Mais le Premier ministre hongrois, Viktor Orban, proche de Vladimir Poutine, a annoncé ce week-end son intention de bloquer cette adoption, tant que son pays n’aura pas obtenu la reprise des livraisons de pétrole russe via un oléoduc, actuellement endommagé et qui traverse l’Ukraine.

Emmanuel Macron a aussi affiché sa détermination à “mettre en œuvre le prêt [européen] de 90 milliards d’euros” en faveur de l’Ukraine dont le principe a été adopté en décembre par l’UE. Viktor Orban a assuré qu’il bloquerait également l’adoption de ce prêt, pour les mêmes raisons. “Les engagements politiques et la parole donnée au dernier Conseil européen seront tenus. Il ne peut en être autrement”, a martelé le chef de l’Etat.
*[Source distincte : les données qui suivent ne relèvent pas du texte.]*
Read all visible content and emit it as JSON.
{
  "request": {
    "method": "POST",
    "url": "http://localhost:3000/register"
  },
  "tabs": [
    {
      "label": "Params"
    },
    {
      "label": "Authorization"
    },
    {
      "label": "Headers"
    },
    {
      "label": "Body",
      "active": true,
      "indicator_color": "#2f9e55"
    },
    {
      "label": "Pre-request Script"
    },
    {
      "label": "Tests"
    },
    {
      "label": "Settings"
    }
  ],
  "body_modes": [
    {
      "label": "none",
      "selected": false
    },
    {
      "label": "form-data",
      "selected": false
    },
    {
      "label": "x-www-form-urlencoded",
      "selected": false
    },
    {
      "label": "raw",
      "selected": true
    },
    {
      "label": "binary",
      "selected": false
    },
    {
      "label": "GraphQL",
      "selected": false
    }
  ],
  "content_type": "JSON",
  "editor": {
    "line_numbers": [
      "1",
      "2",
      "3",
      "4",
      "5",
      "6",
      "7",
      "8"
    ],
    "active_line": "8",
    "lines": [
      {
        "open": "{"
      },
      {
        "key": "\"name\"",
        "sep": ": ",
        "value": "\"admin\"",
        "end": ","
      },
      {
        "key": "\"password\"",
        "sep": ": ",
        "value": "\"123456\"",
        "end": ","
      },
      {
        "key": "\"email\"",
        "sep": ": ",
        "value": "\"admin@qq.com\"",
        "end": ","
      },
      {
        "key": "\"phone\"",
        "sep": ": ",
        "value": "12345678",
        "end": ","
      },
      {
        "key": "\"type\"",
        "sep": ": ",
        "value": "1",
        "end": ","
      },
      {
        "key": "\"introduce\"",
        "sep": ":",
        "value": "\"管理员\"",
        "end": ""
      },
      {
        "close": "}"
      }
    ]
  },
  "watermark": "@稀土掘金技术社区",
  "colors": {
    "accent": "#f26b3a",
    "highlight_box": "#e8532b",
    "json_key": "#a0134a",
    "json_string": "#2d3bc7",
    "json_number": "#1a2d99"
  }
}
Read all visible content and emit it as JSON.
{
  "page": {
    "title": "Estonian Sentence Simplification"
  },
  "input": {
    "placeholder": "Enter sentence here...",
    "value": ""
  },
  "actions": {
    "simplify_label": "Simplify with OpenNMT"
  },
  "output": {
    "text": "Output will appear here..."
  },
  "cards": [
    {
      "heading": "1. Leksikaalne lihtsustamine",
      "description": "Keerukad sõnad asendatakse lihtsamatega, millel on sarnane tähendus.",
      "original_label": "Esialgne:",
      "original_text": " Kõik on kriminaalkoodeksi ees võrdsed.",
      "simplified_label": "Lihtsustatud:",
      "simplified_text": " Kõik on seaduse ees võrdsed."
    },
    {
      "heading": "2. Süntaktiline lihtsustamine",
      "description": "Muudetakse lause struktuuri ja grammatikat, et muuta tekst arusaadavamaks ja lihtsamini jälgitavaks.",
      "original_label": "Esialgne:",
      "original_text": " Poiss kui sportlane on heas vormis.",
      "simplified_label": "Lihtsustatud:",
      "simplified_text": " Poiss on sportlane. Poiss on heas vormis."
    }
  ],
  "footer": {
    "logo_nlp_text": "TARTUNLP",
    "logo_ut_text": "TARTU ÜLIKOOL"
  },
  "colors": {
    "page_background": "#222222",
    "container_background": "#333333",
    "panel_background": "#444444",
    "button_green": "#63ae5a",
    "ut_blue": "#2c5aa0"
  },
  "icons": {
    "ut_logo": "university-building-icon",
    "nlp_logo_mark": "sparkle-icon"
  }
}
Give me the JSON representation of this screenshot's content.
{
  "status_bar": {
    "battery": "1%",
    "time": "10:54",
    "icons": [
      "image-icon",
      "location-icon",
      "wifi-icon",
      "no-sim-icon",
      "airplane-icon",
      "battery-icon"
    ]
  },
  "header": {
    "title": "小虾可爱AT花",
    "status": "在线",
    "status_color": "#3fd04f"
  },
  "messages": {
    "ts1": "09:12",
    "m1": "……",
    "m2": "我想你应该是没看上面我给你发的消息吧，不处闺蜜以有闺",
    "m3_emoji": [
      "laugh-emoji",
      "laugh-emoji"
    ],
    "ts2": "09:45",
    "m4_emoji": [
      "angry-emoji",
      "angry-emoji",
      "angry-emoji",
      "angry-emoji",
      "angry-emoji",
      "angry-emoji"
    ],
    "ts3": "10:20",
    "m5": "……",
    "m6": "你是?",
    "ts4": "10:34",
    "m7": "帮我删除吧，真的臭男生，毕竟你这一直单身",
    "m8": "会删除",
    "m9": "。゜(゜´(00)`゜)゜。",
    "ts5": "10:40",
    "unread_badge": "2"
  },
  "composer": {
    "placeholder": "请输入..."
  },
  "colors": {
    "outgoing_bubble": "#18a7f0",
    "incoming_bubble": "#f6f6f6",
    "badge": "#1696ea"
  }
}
Cette déclaration s’inscrit dans une volonté d’intensifier la pression sur Moscou, en ciblant particulièrement les mécanismes de contournement des sanctions : 

  • Lutte contre la “flotte fantôme” : Le président insiste sur une “coordination maximale” pour entraver ces centaines de navires aux structures opaques qui permettent à la Russie d’exporter son brut hors des radars occidentaux.
  • Impasse européenne : Cet appel intervient alors qu’un 20e paquet de sanctions est actuellement bloqué au sein de l’Union européenne, principalement en raison de l’opposition de la Hongrie, toujours dépendante des hydrocarbures russes.

Contexte de sécurité : Cette fermeté est renforcée par des rapports récents signalant la présence d’agents de sécurité russes à bord de certains navires de cette flotte à proximité des côtes européennes, soulevant des enjeux d’espionnage et de sécurité maritime. 

La cheffe de la politique étrangère de l’UE, Kaja Kallas, s’est dite confiante quant à l’adoption du paquet.

L’interdiction totale proposée des services maritimes remplacerait le plafonnement des prix du pétrole russe actuellement en vigueur par le G7, que Bruxelles considère comme inefficace pour réduire suffisamment les revenus énergétiques du Kremlin.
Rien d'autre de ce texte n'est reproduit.